The 2007 and 2008 studies were done by the same group in Russia.

In 2009, two researchers examined data from the 7,714 individuals enrolled in the National health and Nutrition Examination Survey lll (NHANESlll). Of the 975 individuals who had osteoarthritis, 59 percent had metabolic syndrome, while only 23 percent of the individuals without osteoarthritis had metabolic syndrome.

As I’ve observed in practice for years, they reported that the association between metabolic syndrome and osteoarthritis was stronger in younger individuals and diminished with increasing age.

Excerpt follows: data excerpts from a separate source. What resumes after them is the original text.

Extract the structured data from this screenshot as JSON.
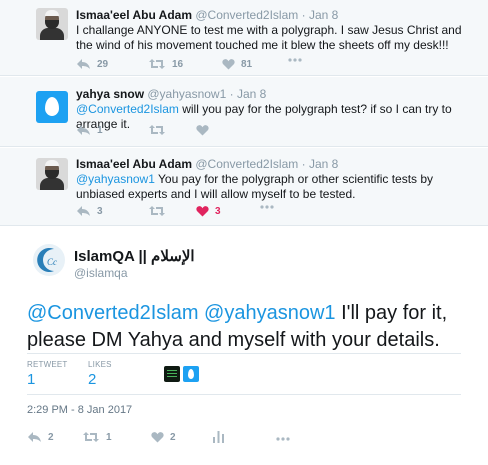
{
  "replies": [
    {
      "name": "Ismaa'eel Abu Adam",
      "handle": "@Converted2Islam",
      "time": "Jan 8",
      "text": "I challange ANYONE to test me with a polygraph. I saw Jesus Christ and the wind of his movement touched me it blew the sheets off my desk!!!",
      "replies": "29",
      "retweets": "16",
      "likes": "81"
    },
    {
      "name": "yahya snow",
      "handle": "@yahyasnow1",
      "time": "Jan 8",
      "mention": "@Converted2Islam",
      "text": " will you pay for the polygraph test? if so I can try to arrange it.",
      "replies": "1"
    },
    {
      "name": "Ismaa'eel Abu Adam",
      "handle": "@Converted2Islam",
      "time": "Jan 8",
      "mention": "@yahyasnow1",
      "text": " You pay for the polygraph or other scientific tests by unbiased experts and I will allow myself to be tested.",
      "replies": "3",
      "likes": "3"
    }
  ],
  "main": {
    "name": "IslamQA || الإسلام",
    "handle": "@islamqa",
    "mention1": "@Converted2Islam",
    "mention2": "@yahyasnow1",
    "text": " I'll pay for it, please DM Yahya and myself with your details.",
    "retweets_label": "RETWEET",
    "retweets": "1",
    "likes_label": "LIKES",
    "likes": "2",
    "timestamp": "2:29 PM - 8 Jan 2017",
    "replies": "2",
    "retweet_count": "1",
    "like_count": "2"
  },
  "ui": {
    "dot_sep": "·",
    "colors": {
      "link": "#1b95e0",
      "like": "#e0245e",
      "muted": "#8899a6",
      "reply_bg": "#f5f8fa"
    }
  }
}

In their data, having osteoarthritis at 43 to 44 years of age was associated with a 500 percent increased risk of metabolic syndrome

Last year (2010), in a review article titled, “Osteoarthritis: another component of metabolic syndrome?” the researchers wrote: “There is growing evidence that osteoarthritis is not simply a disease related to aging or mechanical stress of joints but rather a metabolic disorder…”

And this year—yes, I know I’m repeating—Drs. Sherman and Zeoli have found that approximately 75 percent of osteoarthritic individuals are insulin resistant, approximately 5 percent have gone past insulin resistance to early pancreatic islet cell exhaustion (in English, the cells that make insulin are getting worn out) and ultimately type 1 diabetes, and only about 20 percent of individuals with osteoarthritis did not have insulin abnormalities.

Find out if you’re at risk

If you have osteoarthritis and type 2 diabetes in your family, you very, very likely have insulin resistance and are on the road to type 2 diabetes yourself. If you have osteoarthritis and one or more of the other features of metabolic syndrome—central obesity, high blood cholesterol and/or triglycerides, high blood pressure—my advice is the same.

Please check with a physician skilled and knowledgeable in natural and nutritional medicine, have yourself checked for insulin resistance, if only to see how bad it is and how strict you should be to reverse it. If you have osteoarthritis and none of the other features of metabolic syndrome and you’re “older” (60 and above), then maybe you’re in the less than 20 percent who do not have metabolic syndrome.

But the younger you are, if you have osteoarthritis, you’re likely to have metabolic syndrome, too. Get yourself checked, please!